Besides setting out these parameters, the warrant application also outlined a multi-step
process that the Government would employ to handle the anonymized data and obtain
deanonymized information later on. To begin, Google was to disclose the location-history data
of the devices — represented as anonymized device IDs — that fell within the relevant area and
the time period of the riot. See Mot. at 7. Also at this step, Google would provide the United
States with two control lists corresponding to the non-riot time windows described above. Id.
The Government would then review all of the data provided both to identify any accounts whose
location history was not likely to be “evidence of a crime” — say, because the data placed their
device “in an inaccessible place” — and to cross-reference the Initial Riot List with the two
control lists. See Gov’t Supp. at 3 n.3. Any information that was removed from that Riot List at
this point would be “sealed and excluded from further review.” Id. at 2. At the next and last
step, and once it completed this culling process, the Government would return to the Magistrate
Judge to obtain an order requiring Google to de-anonymize or unmask the remaining accounts.
See Mot. at 7.
The search-warrant application was approved by Magistrate Judge Michael Harvey, and
Google consequently disclosed the anonymized location history requested. See Gov’t Supp. at
2–3. After aggregating the initial lists provided by Google, the Government determined that
3 5,723 accounts fell within the Initial Riot List time period, with 176 also falling within the Pre-
Riot time period, and 159 also falling within the Post-Riot time period. Id. At this point, the
Government took three additional steps to zero in on the accounts it wanted to unmask or
deanonymize. First, it compared the Riot List with the two control lists furnished by Google and
removed 215 accounts — presumably the nonoverlapping total of the 176 and 159 accounts just
described — leaving a total of 5,508. Id. at 4. Second, it removed all accounts that “did not
have at least one location data point where the margin-of-error radius was contained” entirely
within the geofence, which brought the total down from 5,508 to 1,498. Id. Finally, it added
back 37 accounts excluded at step two because these had at least one location-history hit that fell
within the geofence and there was evidence that these account users had deleted their Location
History data after January 6. Id. All in all, the Government sought to unmask 1,535 accounts it
obtained from this geofence warrant, a request that was granted by Magistrate Judge Harvey on
January 18, 2021. Id. Easterday, however, was not part of this initial batch of device holders.

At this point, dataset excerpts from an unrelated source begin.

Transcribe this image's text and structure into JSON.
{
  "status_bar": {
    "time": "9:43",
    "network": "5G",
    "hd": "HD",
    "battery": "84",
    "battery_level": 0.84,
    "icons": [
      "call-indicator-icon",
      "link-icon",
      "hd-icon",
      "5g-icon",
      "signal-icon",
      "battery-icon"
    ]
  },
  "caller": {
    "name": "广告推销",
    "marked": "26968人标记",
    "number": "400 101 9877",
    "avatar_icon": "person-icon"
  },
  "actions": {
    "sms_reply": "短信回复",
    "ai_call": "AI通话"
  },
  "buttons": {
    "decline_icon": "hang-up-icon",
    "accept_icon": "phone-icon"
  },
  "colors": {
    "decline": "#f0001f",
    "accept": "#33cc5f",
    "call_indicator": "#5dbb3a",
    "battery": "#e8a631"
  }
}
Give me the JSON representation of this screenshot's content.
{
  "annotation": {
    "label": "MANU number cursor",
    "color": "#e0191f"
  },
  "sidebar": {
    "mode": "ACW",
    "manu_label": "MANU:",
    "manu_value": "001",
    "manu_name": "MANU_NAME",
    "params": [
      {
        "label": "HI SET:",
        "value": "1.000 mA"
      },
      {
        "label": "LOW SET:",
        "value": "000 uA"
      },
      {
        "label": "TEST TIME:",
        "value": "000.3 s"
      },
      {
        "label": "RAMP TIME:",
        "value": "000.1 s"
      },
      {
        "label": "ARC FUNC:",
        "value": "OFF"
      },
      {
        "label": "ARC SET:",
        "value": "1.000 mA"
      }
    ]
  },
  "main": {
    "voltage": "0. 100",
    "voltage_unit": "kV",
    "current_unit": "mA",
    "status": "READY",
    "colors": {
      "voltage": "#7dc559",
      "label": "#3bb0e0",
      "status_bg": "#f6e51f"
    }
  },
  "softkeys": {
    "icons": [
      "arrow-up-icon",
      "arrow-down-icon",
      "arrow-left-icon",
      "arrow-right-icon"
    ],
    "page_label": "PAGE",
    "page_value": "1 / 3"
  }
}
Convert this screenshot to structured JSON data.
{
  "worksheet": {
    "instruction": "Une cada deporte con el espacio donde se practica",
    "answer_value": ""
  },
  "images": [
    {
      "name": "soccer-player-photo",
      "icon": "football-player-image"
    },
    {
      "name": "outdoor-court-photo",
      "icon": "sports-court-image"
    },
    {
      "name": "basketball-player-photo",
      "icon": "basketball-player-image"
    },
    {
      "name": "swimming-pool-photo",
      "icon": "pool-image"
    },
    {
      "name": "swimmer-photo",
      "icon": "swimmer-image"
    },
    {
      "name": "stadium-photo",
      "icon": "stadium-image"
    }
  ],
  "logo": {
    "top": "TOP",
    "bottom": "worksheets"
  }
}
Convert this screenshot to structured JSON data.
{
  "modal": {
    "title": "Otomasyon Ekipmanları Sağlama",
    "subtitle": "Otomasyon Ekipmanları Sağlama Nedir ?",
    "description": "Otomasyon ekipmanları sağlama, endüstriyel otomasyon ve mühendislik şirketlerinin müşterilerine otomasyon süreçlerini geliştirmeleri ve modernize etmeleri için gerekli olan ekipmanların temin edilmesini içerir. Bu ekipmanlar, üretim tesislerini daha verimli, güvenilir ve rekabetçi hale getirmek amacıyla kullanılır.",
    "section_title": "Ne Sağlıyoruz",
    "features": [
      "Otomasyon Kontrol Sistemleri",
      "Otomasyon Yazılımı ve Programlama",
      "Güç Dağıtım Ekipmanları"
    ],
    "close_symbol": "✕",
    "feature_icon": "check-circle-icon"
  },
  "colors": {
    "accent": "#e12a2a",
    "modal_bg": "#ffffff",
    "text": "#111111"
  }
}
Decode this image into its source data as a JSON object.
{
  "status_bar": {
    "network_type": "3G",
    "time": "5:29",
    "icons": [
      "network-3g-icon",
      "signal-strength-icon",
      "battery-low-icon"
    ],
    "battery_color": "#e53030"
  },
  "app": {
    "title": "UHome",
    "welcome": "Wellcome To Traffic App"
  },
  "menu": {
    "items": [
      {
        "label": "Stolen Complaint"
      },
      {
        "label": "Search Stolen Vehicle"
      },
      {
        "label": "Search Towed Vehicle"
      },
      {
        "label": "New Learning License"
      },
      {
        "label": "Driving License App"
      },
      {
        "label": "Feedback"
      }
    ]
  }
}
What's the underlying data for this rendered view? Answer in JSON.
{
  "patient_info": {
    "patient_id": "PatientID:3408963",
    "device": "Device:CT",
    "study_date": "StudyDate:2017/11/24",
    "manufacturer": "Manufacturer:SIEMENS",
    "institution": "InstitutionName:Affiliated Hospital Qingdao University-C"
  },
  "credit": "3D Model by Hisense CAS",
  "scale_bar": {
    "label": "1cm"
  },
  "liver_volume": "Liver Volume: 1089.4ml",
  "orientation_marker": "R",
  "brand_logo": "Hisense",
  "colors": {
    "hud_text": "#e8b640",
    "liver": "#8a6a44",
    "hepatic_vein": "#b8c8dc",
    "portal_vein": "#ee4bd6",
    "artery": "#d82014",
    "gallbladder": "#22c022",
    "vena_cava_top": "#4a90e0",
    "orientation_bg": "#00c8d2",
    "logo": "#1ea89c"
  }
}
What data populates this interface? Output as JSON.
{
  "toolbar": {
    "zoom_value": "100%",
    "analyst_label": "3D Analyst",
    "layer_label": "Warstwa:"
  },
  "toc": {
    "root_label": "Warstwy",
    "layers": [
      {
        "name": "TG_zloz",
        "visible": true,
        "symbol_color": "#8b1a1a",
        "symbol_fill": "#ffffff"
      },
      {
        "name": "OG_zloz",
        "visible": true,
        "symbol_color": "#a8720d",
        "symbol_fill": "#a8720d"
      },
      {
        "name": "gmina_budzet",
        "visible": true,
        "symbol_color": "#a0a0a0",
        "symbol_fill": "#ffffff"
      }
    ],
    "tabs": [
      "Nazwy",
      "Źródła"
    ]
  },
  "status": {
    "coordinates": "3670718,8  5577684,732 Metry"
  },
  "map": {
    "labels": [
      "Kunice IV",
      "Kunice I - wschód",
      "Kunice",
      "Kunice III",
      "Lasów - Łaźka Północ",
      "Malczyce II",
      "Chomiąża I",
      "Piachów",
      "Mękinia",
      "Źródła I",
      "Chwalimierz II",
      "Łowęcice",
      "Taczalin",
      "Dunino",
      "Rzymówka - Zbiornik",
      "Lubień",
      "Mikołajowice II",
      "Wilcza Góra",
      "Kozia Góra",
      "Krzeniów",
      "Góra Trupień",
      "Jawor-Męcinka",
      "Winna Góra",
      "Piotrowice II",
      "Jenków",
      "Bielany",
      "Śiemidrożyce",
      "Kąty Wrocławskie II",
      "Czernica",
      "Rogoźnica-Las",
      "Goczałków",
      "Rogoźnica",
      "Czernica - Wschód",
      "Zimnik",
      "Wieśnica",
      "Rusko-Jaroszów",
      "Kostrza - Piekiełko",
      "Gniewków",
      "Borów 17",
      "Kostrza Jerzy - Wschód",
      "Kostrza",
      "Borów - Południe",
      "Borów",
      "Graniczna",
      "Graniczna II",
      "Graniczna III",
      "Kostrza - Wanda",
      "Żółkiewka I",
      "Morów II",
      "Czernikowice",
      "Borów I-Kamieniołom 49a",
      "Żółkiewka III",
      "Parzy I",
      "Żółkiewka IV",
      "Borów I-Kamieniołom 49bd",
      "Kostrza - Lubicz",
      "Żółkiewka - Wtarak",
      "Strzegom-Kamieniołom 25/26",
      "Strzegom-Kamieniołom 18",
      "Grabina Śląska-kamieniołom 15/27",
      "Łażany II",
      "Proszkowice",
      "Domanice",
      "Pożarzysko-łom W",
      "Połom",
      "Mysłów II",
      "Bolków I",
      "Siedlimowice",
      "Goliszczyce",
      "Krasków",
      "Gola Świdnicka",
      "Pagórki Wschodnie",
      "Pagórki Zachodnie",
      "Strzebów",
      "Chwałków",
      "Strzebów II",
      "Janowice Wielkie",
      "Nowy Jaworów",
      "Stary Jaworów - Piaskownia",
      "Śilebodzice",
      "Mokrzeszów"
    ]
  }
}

Instead, Defendant’s identifying information was disclosed as part of the Government’s
subsequent request to unmask an additional 2,264 user accounts that were part of the original
5,508 but different from the 1,535 accounts for which it had received identifying information.
See Mot. at 10. To justify this request, the Government presented Magistrate Judge Harvey with
an expanded geofence that covered both the Capitol and its surrounding grounds, which were
also closed to the public on January 6. Id. at 9–10 (depicting expanded geofence). It further
represented that the location-history data of these devices “fell within the Initial Geofence Area
[i.e., the Capitol building] and the margin of error fell entirely within the Expanded Geofence
area.” Id. at 10. This request was approved as well; once Google responded to this request on
April 28, 2021, the Government received Easterday’s “account identifier and subscriber
4 information.” Id. As it itself has admitted, this information was “the start of the government’s
investigation of the defendant,” though it was certainly not the end. See ECF No. 38 (Gov’t
Response to Motion to Compel) at 3; see id. at 3–4 (describing subsequent steps in investigation,
including gathering video footage of Defendant’s conduct).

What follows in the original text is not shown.